African countries currently face climate-related losses averaging 2 to 5 percent of GDP every year. Africa also loses between $7 billion and $15 billion annually due to climate change, a figure projected to reach up to $50 billion by 2030. A 4 degree Celsius rise in average global temperature could reduce Africa's GDP by 12 percent.
Which African cities face the most damage from sea level rise?
Twelve major African cities, including Alexandria, Lagos, Dakar, Cape Town, Maputo, Durban, Luanda, Casablanca, Algiers, Abidjan, Dar es Salaam, and Lome, face cumulative damages estimated at US$65 billion under a moderate climate scenario by 2050. Alexandria alone accounts for roughly half of that total, and hundreds of thousands of people in its low-lying areas may need relocation within the coming decade.
How does climate change affect malaria in Africa?
Climate change is shifting malaria's transmission geography from coastal West Africa toward the African Highlands, the region between the Democratic Republic of the Congo and Uganda.

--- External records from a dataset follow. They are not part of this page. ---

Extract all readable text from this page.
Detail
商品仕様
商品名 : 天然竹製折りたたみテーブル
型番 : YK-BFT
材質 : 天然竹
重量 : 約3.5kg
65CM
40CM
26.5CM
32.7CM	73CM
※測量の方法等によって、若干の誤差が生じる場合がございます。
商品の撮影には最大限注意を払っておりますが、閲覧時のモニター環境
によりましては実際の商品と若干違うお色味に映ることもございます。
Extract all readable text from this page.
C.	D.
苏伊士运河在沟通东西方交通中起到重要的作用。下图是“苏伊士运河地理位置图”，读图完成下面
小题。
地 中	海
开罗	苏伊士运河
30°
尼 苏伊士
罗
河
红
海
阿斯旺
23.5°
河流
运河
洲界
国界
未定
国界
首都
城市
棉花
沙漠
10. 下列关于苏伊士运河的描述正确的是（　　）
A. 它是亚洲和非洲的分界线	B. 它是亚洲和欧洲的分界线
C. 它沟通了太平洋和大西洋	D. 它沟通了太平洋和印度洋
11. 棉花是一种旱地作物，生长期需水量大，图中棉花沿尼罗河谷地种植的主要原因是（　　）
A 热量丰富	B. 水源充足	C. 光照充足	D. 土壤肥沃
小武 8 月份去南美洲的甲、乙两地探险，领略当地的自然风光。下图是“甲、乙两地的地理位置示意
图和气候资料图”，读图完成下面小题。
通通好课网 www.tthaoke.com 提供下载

The Plasmodium falciparum parasite can only survive and replicate in the Anopheles mosquito when temperatures exceed 20 degrees Celsius, and rising highland temperatures are crossing that threshold more frequently, exposing populations with little prior immunity.
What percentage of Africa's workforce depends on agriculture?
Between 55 and 62 percent of the workforce in sub-Saharan Africa depends on agriculture for their livelihood. Smallholder farmers account for 80 percent of cultivated land in sub-Saharan Africa, and 70 percent of the population relies on rain-fed farming, making the sector highly vulnerable to shifting rainfall patterns.
What was the first famine caused solely by climate change?
The southern Madagascar food crisis, declared in July 2021, was identified by the World Food Programme as the first famine caused solely by climate change, with no role attributed to war or conflict.
How much climate research funding for Africa actually goes to African institutions?
An analysis of climate research funding from 1990 to 2020 found that 78 percent of money allocated to study climate change in Africa was spent at European and North American institutions. This pattern limits local researchers' capacity and skews research agendas away from adaptation priorities most relevant to the continent.